Academicians were nominated by major universities, research institutions, professional societies, and respected celebrities of the academic community. Hence, the candidates were all first-class scholars at that time. Even Guo Moruo and Ma Yinchu, who were both pro-Communist in their political stance, were also elected as academicians, Xie said.

In contrast, CAS selecting methods in 1955, by then controlled by the CCP, included political considerations to the selection criteria. For academicians of Social Sciences, candidates were required to uphold socialism and the Communist Party.

At that time, all former members of the Academia Sinica who had not left the mainland in 1949, the year the CCP seized power, basically became members of CAS.

However, Hu Xianfu, a famous biologist at that time, was taken off the list because the CCP authorities thought that his academic views were anti-Soviet.
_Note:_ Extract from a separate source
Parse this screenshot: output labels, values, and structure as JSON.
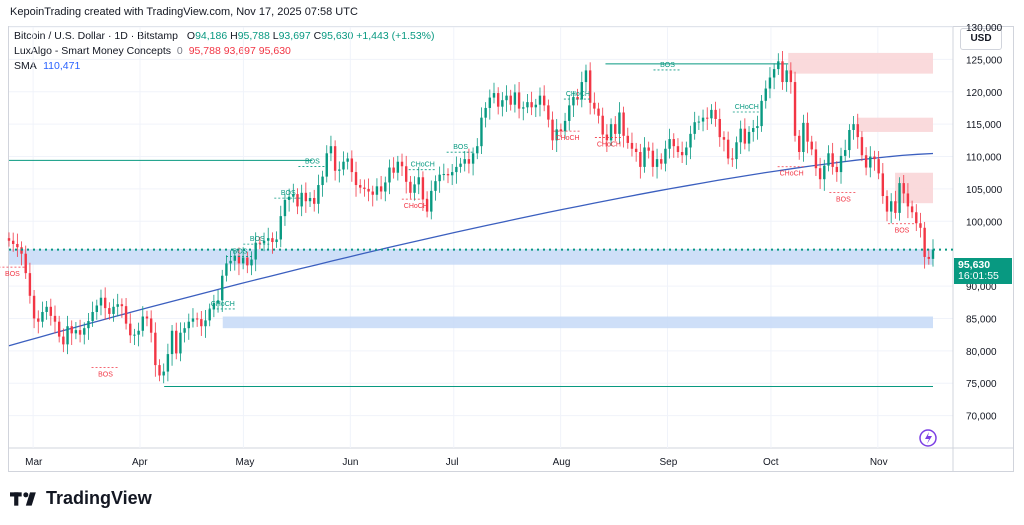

Hu then suffered physically and mentally during the Cultural Revolution, and finally passed away in 1968 at the age of 75 in a 10-square-meter (about 108 square feet) room.

During the Cultural Revolution, many academicians were branded as reactionary academic authorities and were severely criticized and even persecuted to death.

Other scholars and experts have not escaped various political campaigns and purges by the CCP. After the anti-rightist movement and the Great Leap Forward, 11 academicians were ranked as rightists and stripped of their titles as academic members.